Sperling also stresses that she believes that “it’s important for educated consumers to ask their producers the hard questions about methods of production and challenge growers to perform at higher levels. The argument for “feeding the masses” should not apply for products such as wine, so growing wine grapes using the highest standard of sustainability should be the norm rather than the exception.”

 

Consider reducing your carbon footprint by enjoying a bottle of biodynamic wine grown in Ontario.

 

Southbrook 2013 Poetica Red ($69.95)

Southbrook is Canada’s first certified organic and biodynamic winery, and this limited-edition offering reflects the highest expression of their vineyard. Made from 74 per cent Cabernet Sauvignon, 23 per cent Cabernet Franc and 3 per cent Petit Verdot, this wine will be a real treasure among your cellar. Expect red and blackcurrant fruit accented by notes of pepper and spice, all nicely elevated with a fresh acidic burst. This is a definitive Ontario red wine blend!

 

 

 

 

Southbrook 2016 Cabernet Rosé ($29.95)

Made of 50 percent Cabernet Sauvignon and 50 percent Cabernet Franc, this medium salmon colour rosé boasts aromas of ripe strawberry, sweet herbs and cedar, and is dry, medium bodied on the palate. Pair this with your appetizer charcuterie board this summer, or with barbecued chicken and ribs. Yes, this wine will cut through all those flavours and leave you with a refreshing finishing taste.

 

 

 

 

Tawse 2012 Cherry Ave.
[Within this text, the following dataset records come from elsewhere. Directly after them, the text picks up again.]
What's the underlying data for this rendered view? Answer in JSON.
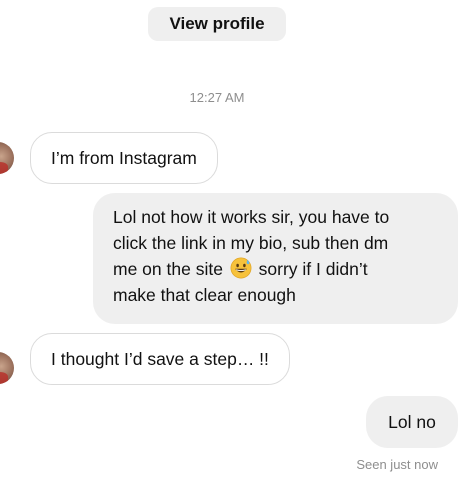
{
  "header": {
    "view_profile_label": "View profile"
  },
  "thread": {
    "timestamp": "12:27 AM",
    "messages": [
      {
        "direction": "received",
        "text": "I’m from Instagram"
      },
      {
        "direction": "sent",
        "lines": [
          "Lol not how it works sir, you have to",
          "click the link in my bio, sub then dm",
          "me on the site",
          "sorry if I didn’t",
          "make that clear enough"
        ],
        "emoji": "grinning-face-with-sweat-icon"
      },
      {
        "direction": "received",
        "text": "I thought I’d save a step… !!"
      },
      {
        "direction": "sent",
        "text": "Lol no"
      }
    ],
    "read_receipt": "Seen just now"
  },
  "colors": {
    "sent_bubble": "#efefef",
    "received_border": "#dbdbdb",
    "muted_text": "#8e8e8e",
    "button_bg": "#efefef"
  }
}
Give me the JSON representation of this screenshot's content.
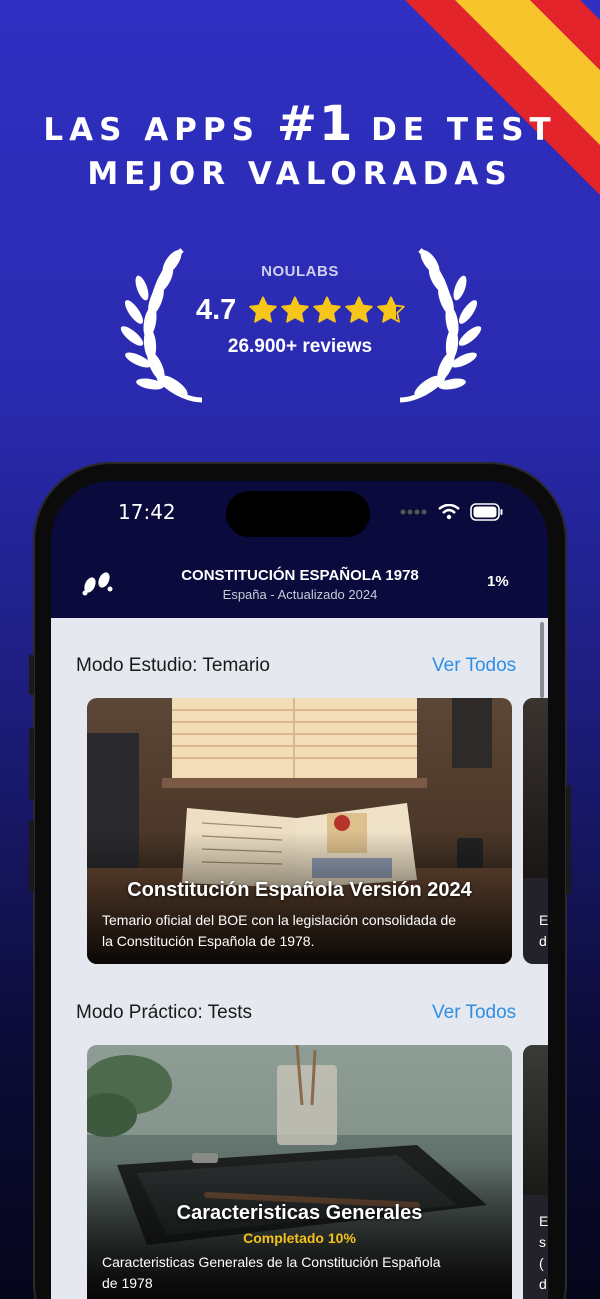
{
  "headline": {
    "line1_prefix": "LAS APPS",
    "line1_highlight": "#1",
    "line1_suffix": "DE TEST",
    "line2": "MEJOR VALORADAS"
  },
  "rating": {
    "brand": "NOULABS",
    "value": "4.7",
    "stars_out_of_5": 4.7,
    "reviews": "26.900+ reviews"
  },
  "status_bar": {
    "time": "17:42",
    "icons": [
      "signal-dots-icon",
      "wifi-icon",
      "battery-icon"
    ]
  },
  "app_header": {
    "title": "CONSTITUCIÓN ESPAÑOLA 1978",
    "subtitle": "España - Actualizado 2024",
    "progress": "1%",
    "left_icon": "footprints-icon"
  },
  "sections": [
    {
      "title": "Modo Estudio: Temario",
      "see_all": "Ver Todos",
      "card": {
        "title": "Constitución Española Versión 2024",
        "description_line1": "Temario oficial del BOE con la legislación consolidada de",
        "description_line2": "la Constitución Española de 1978."
      },
      "peek": {
        "line1": "E",
        "line2": "d"
      }
    },
    {
      "title": "Modo Práctico: Tests",
      "see_all": "Ver Todos",
      "card": {
        "title": "Caracteristicas Generales",
        "badge": "Completado 10%",
        "description_line1": "Caracteristicas Generales de la Constitución Española",
        "description_line2": "de 1978"
      },
      "peek": {
        "line1": "E",
        "line2": "s",
        "line3": "(",
        "line4": "d"
      }
    }
  ],
  "colors": {
    "background_top": "#2f2fc2",
    "background_bottom": "#05051a",
    "accent_link": "#2d8fe6",
    "badge": "#f3c21a",
    "star": "#f5c518",
    "flag_red": "#e3242b",
    "flag_yellow": "#f7c52b"
  }
}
Pinot Noir ($49.15)

Tawse Winery has won numerous prestigious wine awards, including four ‘National Winery of the Year’ awards since 2010! Maybe it’s because they treat their whole farm as a single living organism – the core of biodynamic practise. Whatever the reason, it’s working, and there’s no better a wine than this Pinot Noir from the famed Cherry Avenue vineyard block to provide testament to Tawse’s ability to craft exceptional food friendly, terroir-driven and expressive wines.

 

 

 

 

Tawse 2013 Quarry Road Chardonnay ($35.80)

Moray Tawse’s inspiration for creating Tawse Winery came from his love of Burgundian Pinot Noir and Chardonnay. That love translates exceptionally well through this particular Chardonnay from his Quarry Road site. From the cool and wet 2013 growing season, this offers fresh and crisp minerality with notes of nectarine, ripe peaches, vanilla sugar and toasted nuts. Very food friendly.